Top gate overlaid carbon nanotube transistor electronic synapse arrays for high-performance image recognition

Abstract

Carbon nanotube field-effect transistor (CNTFET) based electronic synapses have great potential for brain-like neuromorphic computing, due to their low power consumption. However, the realization of diverse biological synaptic plasticity in the CNTFET remains a significant challenge due to its small dynamic range, abrupt conductance modulation and limited hardware structure. In this work, we developed a top gate overlaid carbon nanotube field effect transistor (TGO-CNTFET) with a large dynamic range, which successfully mimics synaptic functions, including excitatory and inhibitory synaptic behaviors (EPSC/IPSC), paired-pulse facilitation and depression (PPF/PPD), and spike-timing-dependent plasticity (STDP). We further investigated the synaptic performances of as-fabricated and air-annealed device arrays.

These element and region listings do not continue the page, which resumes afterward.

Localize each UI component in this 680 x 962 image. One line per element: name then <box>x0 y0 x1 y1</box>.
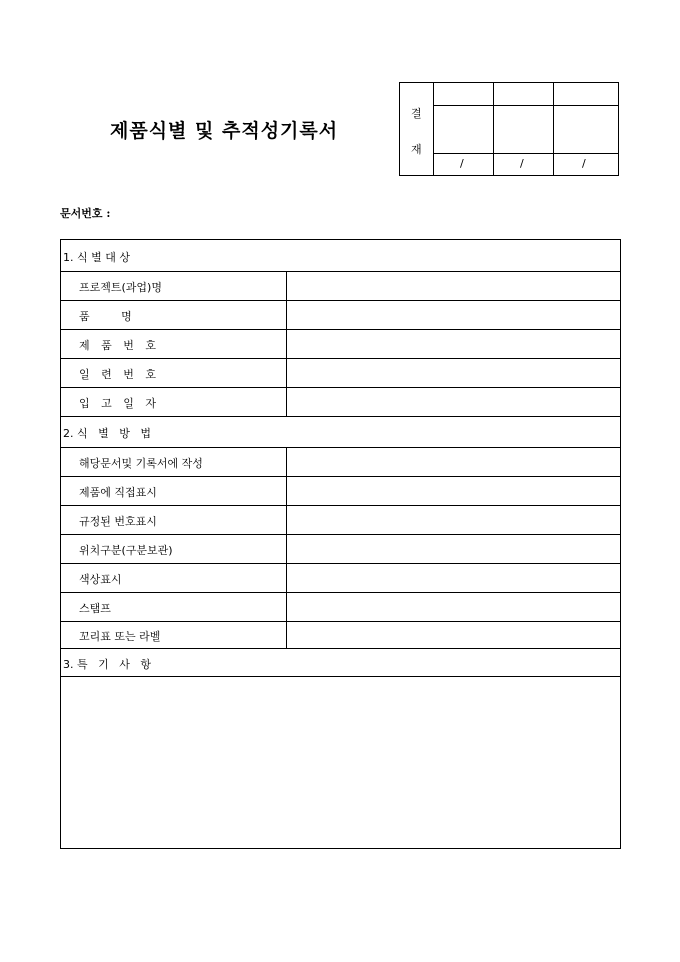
section-heading-2: 2. 식 별 방 법 <box>61 417 620 448</box>
approval-box <box>399 82 619 176</box>
row-label: 일 련 번 호 <box>79 368 160 381</box>
approval-label-column <box>400 83 434 175</box>
row-label: 해당문서및 기록서에 작성 <box>79 457 203 470</box>
form-row <box>61 359 620 388</box>
special-notes-area[interactable] <box>61 677 620 848</box>
row-label: 규정된 번호표시 <box>79 515 157 528</box>
section-heading-3: 3. 특 기 사 항 <box>61 649 620 677</box>
form-row <box>61 272 620 301</box>
document-title: 제품식별 및 추적성기록서 <box>110 120 339 142</box>
row-label: 제 품 번 호 <box>79 339 160 352</box>
row-label: 꼬리표 또는 라벨 <box>79 630 161 643</box>
row-label: 제품에 직접표시 <box>79 486 157 499</box>
row-label: 위치구분(구분보관) <box>79 544 173 557</box>
row-label: 입 고 일 자 <box>79 397 160 410</box>
approval-date-3: / <box>582 157 586 170</box>
row-label: 품 명 <box>79 310 132 323</box>
row-label: 스탬프 <box>79 602 111 615</box>
form-row <box>61 448 620 477</box>
form-row <box>61 622 620 649</box>
form-row <box>61 330 620 359</box>
row-label: 프로젝트(과업)명 <box>79 281 162 294</box>
approval-label-top: 결 <box>411 107 422 120</box>
identification-form <box>60 239 621 849</box>
section-heading-1: 1. 식 별 대 상 <box>61 240 620 272</box>
form-row <box>61 593 620 622</box>
form-row <box>61 301 620 330</box>
row-label: 색상표시 <box>79 573 122 586</box>
approval-date-2: / <box>520 157 524 170</box>
form-row <box>61 535 620 564</box>
form-row <box>61 388 620 417</box>
approval-label-bottom: 재 <box>411 143 422 156</box>
form-row <box>61 477 620 506</box>
document-number-label: 문서번호 : <box>60 207 111 220</box>
form-row <box>61 564 620 593</box>
form-row <box>61 506 620 535</box>
approval-date-1: / <box>460 157 464 170</box>
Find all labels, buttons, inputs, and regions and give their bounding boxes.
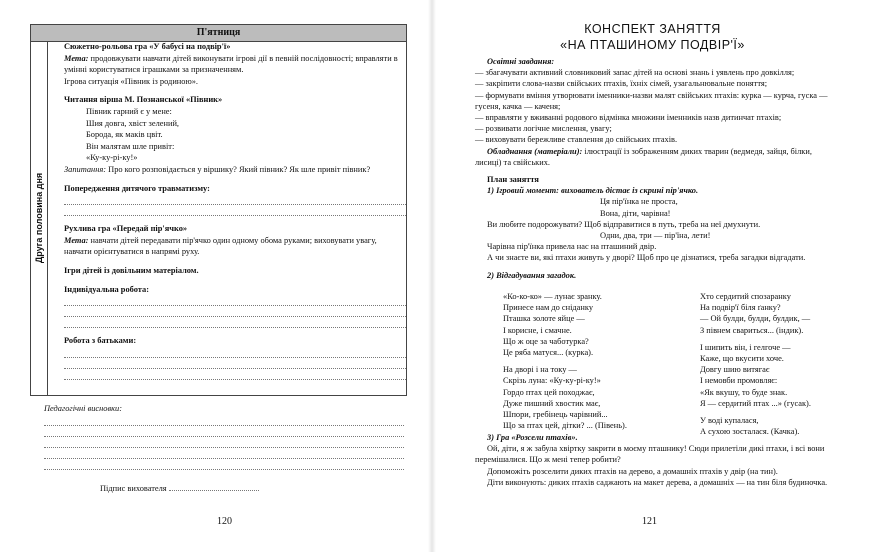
blank-line [64, 205, 406, 216]
game2-title: Рухлива гра «Передай пір'ячко» [64, 224, 188, 234]
game1-goal: Мета: продовжувати навчати дітей виконувати ігрові дії в певній послідовності; вправляти в умінні користуватися іграшками за призначенням. [64, 53, 398, 75]
table-body [64, 41, 406, 380]
riddle-line: На подвір'ї біля ґанку? [700, 303, 781, 313]
left-page [0, 0, 430, 552]
task-item: — виховувати бережливе ставлення до свійських птахів. [475, 135, 678, 145]
page-number-right: 121 [642, 516, 657, 527]
task-item: — розвивати логічне мислення, увагу; [475, 124, 612, 134]
title-line-1: КОНСПЕКТ ЗАНЯТТЯ [584, 22, 721, 36]
side-label: Друга половина дня [34, 172, 44, 264]
page-number-left: 120 [217, 516, 232, 527]
blank-line [64, 347, 406, 358]
signature-label: Підпис вихователя [100, 484, 167, 493]
blank-line [44, 426, 404, 437]
riddles-left [503, 291, 627, 431]
riddle-line: Довгу шию витягає [700, 365, 770, 375]
reading-title: Читання вірша М. Познанської «Півник» [64, 95, 223, 105]
game1-situation: Ігрова ситуація «Півник із родиною». [64, 76, 199, 86]
riddle-line: Скрізь луна: «Ку-ку-рі-ку!» [503, 376, 601, 386]
parents-work: Робота з батьками: [64, 336, 137, 346]
blank-line [64, 306, 406, 317]
step-2: 2) Відгадування загадок. [487, 270, 577, 280]
task-item: — закріпити слова-назви свійських птахів, їхніх сімей, узагальнювальне поняття; [475, 79, 768, 89]
task-item: — вправляти у вживанні родового відмінка множини іменників назв дитинчат птахів; [475, 113, 782, 123]
step-3: 3) Гра «Розсели птахів». [487, 433, 578, 442]
table-header: П'ятниця [31, 25, 406, 42]
poem [86, 106, 406, 164]
riddle-line: Що за птах цей, дітки? ... (Півень). [503, 421, 627, 431]
riddle-line: І шипить він, і гелгоче — [700, 342, 791, 352]
riddle-line: «Ко-ко-ко» — лунає зранку. [503, 292, 602, 301]
riddle-line: «Як вкушу, то буде знак. [700, 387, 788, 397]
injury-title: Попередження дитячого травматизму: [64, 183, 210, 193]
riddle-line: Це ряба матуся... (курка). [503, 348, 594, 358]
blank-line [64, 295, 406, 306]
step-1: 1) Ігровий момент: вихователь дістає із скрині пір'ячко. [487, 186, 699, 196]
task-item: — збагачувати активний словниковий запас дітей на основі знань і уявлень про довкілля; [475, 68, 795, 78]
arrived-text: Чарівна пір'їнка привела нас на пташиний двір. [487, 242, 657, 252]
plan-table [30, 24, 407, 396]
riddle-line: У воді купалася, [700, 416, 759, 426]
materials: Обладнання (матеріали): ілюстрації із зображенням диких тварин (ведмедя, зайця, білки, лисиці) та свійських. [475, 146, 812, 167]
signature-row [100, 484, 300, 493]
riddle-line: І корисне, і смачне. [503, 325, 572, 335]
riddle-line: А сухою зосталася. (Качка). [700, 427, 800, 437]
riddle-line: Гордо птах цей походжає, [503, 387, 595, 397]
poem-line: Борода, як маків цвіт. [86, 130, 163, 140]
riddle-line: Каже, що вкусити хоче. [700, 354, 784, 364]
blank-line [64, 194, 406, 205]
game2-goal: Мета: навчати дітей передавати пір'ячко один одному обома руками; виховувати увагу, навчати орієнтуватися в напрямі руху. [64, 235, 377, 257]
tasks-block [475, 56, 835, 281]
poem-line: Він малятам шле привіт: [86, 141, 175, 151]
game-text: Ой, діти, я ж забула хвіртку закрити в моєму пташнику! Сюди прилетіли дикі птахи, і всі вони перемішалися. Що ж мені тепер робити? [475, 444, 825, 465]
riddles-right [700, 291, 811, 437]
riddle-line: На дворі і на току — [503, 365, 577, 375]
title-line-2: «НА ПТАШИНОМУ ПОДВІР'Ї» [560, 38, 745, 52]
riddle-line: Хто сердитий спозаранку [700, 292, 791, 301]
riddle-line: Дуже пишний хвостик має, [503, 398, 601, 408]
blank-line [44, 448, 404, 459]
riddle-line: І немовби промовляє: [700, 376, 778, 386]
poem-line: Півник гарний є у мене: [86, 106, 172, 116]
blank-line [44, 415, 404, 426]
help-text: Допоможіть розселити диких птахів на дерево, а домашніх птахів у двір (на тин). [487, 466, 778, 476]
game1-title: Сюжетно-рольова гра «У бабусі на подвір'ї» [64, 42, 231, 51]
riddle-line: З півнем свариться... (індик). [700, 325, 804, 335]
game-block [475, 432, 835, 488]
conclusions-label: Педагогічні висновки: [44, 404, 123, 413]
riddle-line: Пташка золоте яйце — [503, 314, 585, 324]
right-page [435, 0, 870, 552]
riddle-line: Принесе нам до сніданку [503, 303, 594, 313]
riddle-line: Що ж оце за чаботурка? [503, 336, 589, 346]
poem-line: Шия довга, хвіст зелений, [86, 118, 180, 128]
blank-line [64, 358, 406, 369]
verse-line: Одни, два, три — пір'їна, лети! [600, 231, 711, 241]
poem-line: «Ку-ку-рі-ку!» [86, 153, 138, 163]
travel-text: Ви любите подорожувати? Щоб відправитися в путь, треба на неї дмухнути. [487, 219, 761, 229]
task-item: — формувати вміння утворювати іменники-назви малят свійських птахів: курка — курча, гуска — гусеня, качка — каченя; [475, 90, 828, 111]
plan-title: План заняття [487, 175, 539, 185]
verse-line: Вона, діти, чарівна! [600, 208, 671, 218]
blank-line [44, 437, 404, 448]
questions: Запитання: Про кого розповідається у віршику? Який півник? Як шле привіт півник? [64, 164, 371, 174]
blank-line [64, 369, 406, 380]
riddle-line: Я — сердитий птах ...» (гусак). [700, 398, 811, 408]
blank-line [64, 317, 406, 328]
games-material: Ігри дітей із довільним матеріалом. [64, 265, 199, 275]
individual-work: Індивідуальна робота: [64, 284, 149, 294]
riddle-line: Шпори, гребінець чарівний... [503, 410, 608, 420]
riddle-line: — Ой булди, булди, булдик, — [700, 314, 811, 324]
blank-line [44, 459, 404, 470]
verse-line: Ця пір'їнка не проста, [600, 197, 678, 207]
side-label-cell [31, 41, 48, 395]
question-text: А чи знаєте ви, які птахи живуть у дворі? Щоб про це дізнатися, треба загадки відгадати. [487, 253, 806, 263]
children-text: Діти виконують: диких птахів саджають на макет дерева, а домашніх — на тин біля будиночка. [487, 477, 828, 487]
tasks-label: Освітні завдання: [487, 57, 555, 66]
conclusions-block [44, 404, 404, 470]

Compared with as-fabricated devices, the air-annealed TGO-CNTFET array demonstrated better performance in terms of the dynamic range of STDP and the power consumption, with the latter achieving a power consumption per spike of 1.27 pJ. This improvement is further reflected in the image recognition task on the CIFAR-100 database using ResNet 50, where the air-annealed device achieved an accuracy of 93.2%, whereas the as-fabricated counterpart reached only 90.8%. This work introduces an architectural strategy for developing neuromorphic computing systems that incorporate functional oxides as dielectric layers in TGO-CNTFET-based synapses.